It was garlanded with praise and its chef was compared to everything from a rock god to the new Heston Blumenthal.
But The Blind Swine, which blazed a culinary path from its Swinegate home for a short but tasty time, has been dissed by its creator.
Michael O’Hare spills the beans (simmered till tender and tossed in a white truffle purée) in his interview for Restaurant.
Today he is acclaimed for his Leeds restaurant, The Man Behind The Curtain. But in the magazine’s interview with the man they describe as “the enfant terrible of the Northern restaurant scene”, they ask him about his the Blind Swine which closed in 2013.
The Swine was a bit trendier than The Man Behind The Curtain – stoneware plates and carrot tops everywhere. It was the style of cooking Noma popularised five years ago that the whole world still seems to be obsessed with.
I hope it’s on the way out, because René [René Redzepi, co-founder of Danish restaurant Noma] certainly doesn’t cook like that any more.
Downer on the name
Later he is asked about the name of his current restaurant – it is a line from the Wizard Of Oz.
Michael tells the magazine:
At least it didn’t contain Social, Kitchen or Street. I like The Man Behind The Curtain.

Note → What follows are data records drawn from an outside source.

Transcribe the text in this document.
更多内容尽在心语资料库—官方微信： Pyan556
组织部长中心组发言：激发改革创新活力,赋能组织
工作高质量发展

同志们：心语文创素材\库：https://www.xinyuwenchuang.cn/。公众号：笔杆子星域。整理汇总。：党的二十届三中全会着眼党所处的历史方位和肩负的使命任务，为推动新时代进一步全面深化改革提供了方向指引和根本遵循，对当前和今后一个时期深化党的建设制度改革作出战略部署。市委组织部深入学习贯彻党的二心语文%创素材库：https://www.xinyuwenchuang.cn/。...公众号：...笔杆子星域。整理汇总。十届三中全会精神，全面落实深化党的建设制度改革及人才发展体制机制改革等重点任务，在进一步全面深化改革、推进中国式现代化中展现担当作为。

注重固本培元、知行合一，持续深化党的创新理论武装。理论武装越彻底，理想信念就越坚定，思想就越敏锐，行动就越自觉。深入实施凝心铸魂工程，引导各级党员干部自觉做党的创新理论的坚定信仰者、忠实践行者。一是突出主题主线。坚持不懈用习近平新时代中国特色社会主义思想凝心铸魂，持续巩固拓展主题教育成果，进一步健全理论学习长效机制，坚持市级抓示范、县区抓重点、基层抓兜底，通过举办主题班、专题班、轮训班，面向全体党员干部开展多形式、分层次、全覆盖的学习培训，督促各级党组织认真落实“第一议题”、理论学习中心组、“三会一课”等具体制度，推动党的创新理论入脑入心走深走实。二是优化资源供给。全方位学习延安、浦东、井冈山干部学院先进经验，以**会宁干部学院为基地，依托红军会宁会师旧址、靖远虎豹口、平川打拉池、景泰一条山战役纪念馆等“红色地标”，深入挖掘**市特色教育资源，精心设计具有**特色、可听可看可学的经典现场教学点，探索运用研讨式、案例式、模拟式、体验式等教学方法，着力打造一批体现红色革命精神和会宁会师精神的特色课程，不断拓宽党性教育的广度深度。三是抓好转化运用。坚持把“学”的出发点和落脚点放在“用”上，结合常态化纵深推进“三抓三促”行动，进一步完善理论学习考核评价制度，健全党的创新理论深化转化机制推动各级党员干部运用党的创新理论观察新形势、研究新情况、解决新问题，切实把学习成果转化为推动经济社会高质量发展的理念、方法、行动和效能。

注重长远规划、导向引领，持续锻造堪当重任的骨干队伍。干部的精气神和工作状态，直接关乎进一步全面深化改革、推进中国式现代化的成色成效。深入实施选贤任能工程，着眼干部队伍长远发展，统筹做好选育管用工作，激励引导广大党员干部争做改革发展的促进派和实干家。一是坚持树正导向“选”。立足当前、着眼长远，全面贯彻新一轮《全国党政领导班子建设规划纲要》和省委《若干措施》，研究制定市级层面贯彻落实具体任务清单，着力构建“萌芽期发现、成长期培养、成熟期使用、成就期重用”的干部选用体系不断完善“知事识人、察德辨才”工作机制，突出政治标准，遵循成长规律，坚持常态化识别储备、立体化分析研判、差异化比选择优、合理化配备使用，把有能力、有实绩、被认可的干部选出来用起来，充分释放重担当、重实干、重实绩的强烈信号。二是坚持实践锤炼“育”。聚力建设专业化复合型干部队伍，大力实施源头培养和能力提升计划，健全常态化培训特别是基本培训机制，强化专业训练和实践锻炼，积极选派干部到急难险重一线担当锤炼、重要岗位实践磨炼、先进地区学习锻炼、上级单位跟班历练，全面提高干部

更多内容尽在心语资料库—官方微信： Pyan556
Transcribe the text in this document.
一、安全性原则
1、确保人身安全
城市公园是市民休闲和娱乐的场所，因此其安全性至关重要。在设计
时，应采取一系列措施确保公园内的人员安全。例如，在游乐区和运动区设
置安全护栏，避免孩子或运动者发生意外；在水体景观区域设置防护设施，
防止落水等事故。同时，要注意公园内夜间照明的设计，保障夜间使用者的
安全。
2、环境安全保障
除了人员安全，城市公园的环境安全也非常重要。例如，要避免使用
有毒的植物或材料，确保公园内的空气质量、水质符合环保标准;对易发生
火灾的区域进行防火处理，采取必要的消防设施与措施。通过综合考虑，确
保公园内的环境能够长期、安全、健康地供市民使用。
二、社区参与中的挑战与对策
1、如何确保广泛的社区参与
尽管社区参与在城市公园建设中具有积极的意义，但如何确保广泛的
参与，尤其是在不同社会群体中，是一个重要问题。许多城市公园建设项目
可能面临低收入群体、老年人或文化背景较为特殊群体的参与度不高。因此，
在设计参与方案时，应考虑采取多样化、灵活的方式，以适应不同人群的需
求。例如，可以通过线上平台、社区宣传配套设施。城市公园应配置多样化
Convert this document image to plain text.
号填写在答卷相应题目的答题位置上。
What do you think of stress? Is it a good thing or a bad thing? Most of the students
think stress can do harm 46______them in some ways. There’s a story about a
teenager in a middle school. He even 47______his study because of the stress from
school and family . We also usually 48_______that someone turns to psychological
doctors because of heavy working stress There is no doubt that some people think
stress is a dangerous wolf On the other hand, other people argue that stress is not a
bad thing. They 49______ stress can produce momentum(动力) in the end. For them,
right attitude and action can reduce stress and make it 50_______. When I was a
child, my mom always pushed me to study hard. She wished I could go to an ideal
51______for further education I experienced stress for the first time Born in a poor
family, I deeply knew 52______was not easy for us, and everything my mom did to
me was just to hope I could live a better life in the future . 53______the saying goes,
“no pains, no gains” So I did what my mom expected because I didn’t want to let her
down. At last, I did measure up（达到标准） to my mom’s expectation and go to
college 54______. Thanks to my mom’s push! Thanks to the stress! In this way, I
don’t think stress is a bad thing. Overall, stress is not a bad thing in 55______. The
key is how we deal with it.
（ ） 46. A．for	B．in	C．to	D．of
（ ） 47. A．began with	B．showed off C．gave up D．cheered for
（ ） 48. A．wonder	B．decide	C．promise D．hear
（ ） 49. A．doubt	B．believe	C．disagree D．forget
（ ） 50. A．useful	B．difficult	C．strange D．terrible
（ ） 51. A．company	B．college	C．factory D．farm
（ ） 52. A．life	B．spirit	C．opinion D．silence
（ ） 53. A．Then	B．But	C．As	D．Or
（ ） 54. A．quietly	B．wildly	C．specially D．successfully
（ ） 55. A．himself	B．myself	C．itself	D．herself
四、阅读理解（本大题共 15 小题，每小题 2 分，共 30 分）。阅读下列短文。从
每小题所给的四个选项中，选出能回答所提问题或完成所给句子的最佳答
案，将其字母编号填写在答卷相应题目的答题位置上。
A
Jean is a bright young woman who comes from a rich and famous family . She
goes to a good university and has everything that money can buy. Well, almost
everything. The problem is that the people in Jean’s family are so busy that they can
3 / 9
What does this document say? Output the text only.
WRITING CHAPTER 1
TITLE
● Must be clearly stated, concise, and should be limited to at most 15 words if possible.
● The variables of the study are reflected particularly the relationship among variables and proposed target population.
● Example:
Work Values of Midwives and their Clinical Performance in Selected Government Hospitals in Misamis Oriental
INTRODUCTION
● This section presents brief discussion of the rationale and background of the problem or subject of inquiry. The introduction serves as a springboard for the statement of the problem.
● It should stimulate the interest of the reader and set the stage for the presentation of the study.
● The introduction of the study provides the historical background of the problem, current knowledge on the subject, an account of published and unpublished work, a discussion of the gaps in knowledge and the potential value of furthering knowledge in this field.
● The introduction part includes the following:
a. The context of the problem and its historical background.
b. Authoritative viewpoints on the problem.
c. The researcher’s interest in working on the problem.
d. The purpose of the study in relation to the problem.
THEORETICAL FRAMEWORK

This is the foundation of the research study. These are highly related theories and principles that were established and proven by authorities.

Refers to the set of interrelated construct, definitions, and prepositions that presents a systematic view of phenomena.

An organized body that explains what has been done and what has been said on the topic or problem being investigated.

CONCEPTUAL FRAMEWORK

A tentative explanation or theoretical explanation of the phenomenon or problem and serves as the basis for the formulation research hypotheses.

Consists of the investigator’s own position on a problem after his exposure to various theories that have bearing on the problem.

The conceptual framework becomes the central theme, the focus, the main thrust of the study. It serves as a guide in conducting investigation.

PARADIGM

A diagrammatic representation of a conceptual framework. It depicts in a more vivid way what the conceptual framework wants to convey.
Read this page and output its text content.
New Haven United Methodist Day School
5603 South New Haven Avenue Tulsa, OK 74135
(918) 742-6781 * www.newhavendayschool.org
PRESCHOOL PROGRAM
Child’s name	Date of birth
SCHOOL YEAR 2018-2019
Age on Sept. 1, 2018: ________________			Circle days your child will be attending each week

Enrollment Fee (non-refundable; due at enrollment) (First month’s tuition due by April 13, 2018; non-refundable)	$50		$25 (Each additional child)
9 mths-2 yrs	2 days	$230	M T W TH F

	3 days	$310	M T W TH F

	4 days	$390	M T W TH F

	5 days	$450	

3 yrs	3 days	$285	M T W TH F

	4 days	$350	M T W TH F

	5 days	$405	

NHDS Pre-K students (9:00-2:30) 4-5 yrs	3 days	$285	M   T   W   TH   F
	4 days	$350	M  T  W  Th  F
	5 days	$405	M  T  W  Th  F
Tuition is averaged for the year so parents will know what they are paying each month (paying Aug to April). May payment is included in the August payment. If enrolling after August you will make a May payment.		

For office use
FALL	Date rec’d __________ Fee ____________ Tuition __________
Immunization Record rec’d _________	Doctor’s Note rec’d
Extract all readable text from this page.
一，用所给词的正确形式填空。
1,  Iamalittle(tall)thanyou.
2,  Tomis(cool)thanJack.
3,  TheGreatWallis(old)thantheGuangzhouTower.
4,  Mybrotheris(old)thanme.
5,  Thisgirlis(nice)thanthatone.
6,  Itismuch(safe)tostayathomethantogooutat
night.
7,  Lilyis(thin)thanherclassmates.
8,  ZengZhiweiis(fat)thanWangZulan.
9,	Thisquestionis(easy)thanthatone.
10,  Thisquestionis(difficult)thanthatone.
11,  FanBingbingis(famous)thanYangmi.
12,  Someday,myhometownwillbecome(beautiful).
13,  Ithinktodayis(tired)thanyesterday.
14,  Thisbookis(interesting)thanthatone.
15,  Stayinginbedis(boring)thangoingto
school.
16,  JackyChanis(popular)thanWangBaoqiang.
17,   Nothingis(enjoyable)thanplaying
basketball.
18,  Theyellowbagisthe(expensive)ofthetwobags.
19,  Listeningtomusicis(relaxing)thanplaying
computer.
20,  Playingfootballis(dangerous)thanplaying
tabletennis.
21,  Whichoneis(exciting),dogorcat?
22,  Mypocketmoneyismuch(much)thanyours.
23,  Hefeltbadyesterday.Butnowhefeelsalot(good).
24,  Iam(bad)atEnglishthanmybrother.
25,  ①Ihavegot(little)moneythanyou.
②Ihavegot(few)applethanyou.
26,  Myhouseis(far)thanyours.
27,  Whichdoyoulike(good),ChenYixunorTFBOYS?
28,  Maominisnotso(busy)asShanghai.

It can’t be abbreviated or shortened and it doesn’t sound like a restaurant.
But having worked at some top restaurants in the capital he did prefer our city.
“I also did a stage with Nuno Mendes at Viajante,” he told interviewer Joe Lutrario. “He’s an incredible person to work with and I loved his food, but being in London got me down.
“I’d been living in York, which is a lot nicer than Bethnal Green.”